By:  Claire R. Reeves, MA, C.C.D.C., Ph.D.
Author:  Childhood – It Should Not Hurt
President/Founder:  Mothers Against Sexual Abuse



Most parents do not believe that their child will fall prey to a predator, but it can happen to any child.  Over 85% of the time the child is violated by someone the child knows and trusts.  Parents must educate themselves as to what to look for in their own children.  Children rarely disclose that they are being sexually abused because of threats from the predator, or just the manipulation and grooming process that predators use to gain the trust of the child and the trust of the parents.

1.     A normal, happy child suddenly becomes moody, has tantrums, threatens to run away, has a complete change in personality.   (While some of this may be normal behavior, depending on the age of the child, it bears watching).

2.    Acts out sexually with other children or tries to act out with parents or other adults in the family.

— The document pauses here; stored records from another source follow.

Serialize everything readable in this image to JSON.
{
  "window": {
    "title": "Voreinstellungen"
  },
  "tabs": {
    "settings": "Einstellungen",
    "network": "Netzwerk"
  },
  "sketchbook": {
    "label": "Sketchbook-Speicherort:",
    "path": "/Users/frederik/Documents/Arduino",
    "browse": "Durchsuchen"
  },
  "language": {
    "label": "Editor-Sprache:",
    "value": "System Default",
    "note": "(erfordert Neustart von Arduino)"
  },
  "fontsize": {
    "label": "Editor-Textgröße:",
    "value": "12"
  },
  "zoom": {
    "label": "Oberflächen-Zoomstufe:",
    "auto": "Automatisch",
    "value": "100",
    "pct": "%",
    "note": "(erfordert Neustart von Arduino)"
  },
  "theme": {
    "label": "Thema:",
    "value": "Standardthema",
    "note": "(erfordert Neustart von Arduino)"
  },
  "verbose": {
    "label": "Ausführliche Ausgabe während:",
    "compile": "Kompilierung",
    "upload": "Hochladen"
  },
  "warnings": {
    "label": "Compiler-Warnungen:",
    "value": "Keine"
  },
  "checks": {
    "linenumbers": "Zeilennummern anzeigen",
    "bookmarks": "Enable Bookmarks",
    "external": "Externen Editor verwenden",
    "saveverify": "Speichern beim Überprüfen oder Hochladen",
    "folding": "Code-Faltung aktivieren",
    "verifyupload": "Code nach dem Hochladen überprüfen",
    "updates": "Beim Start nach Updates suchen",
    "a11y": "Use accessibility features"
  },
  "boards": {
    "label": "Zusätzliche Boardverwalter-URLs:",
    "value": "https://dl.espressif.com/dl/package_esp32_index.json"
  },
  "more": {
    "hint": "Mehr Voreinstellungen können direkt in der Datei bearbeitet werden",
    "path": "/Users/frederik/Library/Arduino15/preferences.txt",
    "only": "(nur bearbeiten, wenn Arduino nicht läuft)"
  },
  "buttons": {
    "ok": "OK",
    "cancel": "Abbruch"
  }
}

3.    Tries to put foreign objects in the vagina, this is especially prevalent when you are bathing the child.

4.     Has night terrors or is afraid of the dark.

5.    Is afraid of one person and cries or does not want to be near that person.

6.    Has age inappropriate knowledge of sexual acts.

7.    Becomes very secretive about a person and tells you they have a secret.  (While some secrets such as a birthday party are good secrets, some are not).  Be aware!

8.    Loses interest in school or sports or other hobbies or pastimes that the child had previously loved doing.

9.    Cries constantly for no apparent reason.

10.  Becomes secretive about acquisition of money or gifts.

11.  Bed wetting at night after the child has long been potty trained

12.  Has “accidents” in undergarments or bedclothes, again long after the child has been potty trained.

13.  Wearing multiple layers of clothing, even when it is warm weather.

14.  Refuses to use the bathroom and withholds bowel movements.

15.  Has urinary tract infections on a constant basis.

16.  Sleeps excessively.  (Sleep can be used as a form of escape).

17.  Masturbates excessively.

18.  Uses a vibrator or other sex toys that are age inappropriate.



1.     Ongoing vaginal infections.

2.    Sexually transmitted disease.

3.    Vaginal scarring.

4.    Pre-adolescent broken or detached hymen.

5.    With little boys tears or fissures in the anus.


The very last way that a parent is likely to learn is the child’s disclosure.   Little boys are especially reluctant to tell anyone.  Part of the reason for this is the shame and the predator often tells the child it is his fault or he wanted it.  Predators often tell the child that he is educating the child.  Also children are threatened into silence.  The predator tells the child he will kill the family, kill the dog, telling will break up the family in cases of incest.  No matter what kind of ruse the predator uses it is never the fault of the child, (EVER)!

If your child discloses sexual abuse to you first tell the child that it is not his/her fault.  Take the child to the hospital and they will make a police report if there are any physical symptoms of abuse.  Most of the time there are not.  Make a police report yourself and find a good therapist who treats children who have been sexually abused. 

The therapist is a mandated reporter and will call the proper authorities.  Do not question the child or use a video camera to question the child.  This may be used against you if the case goes to court.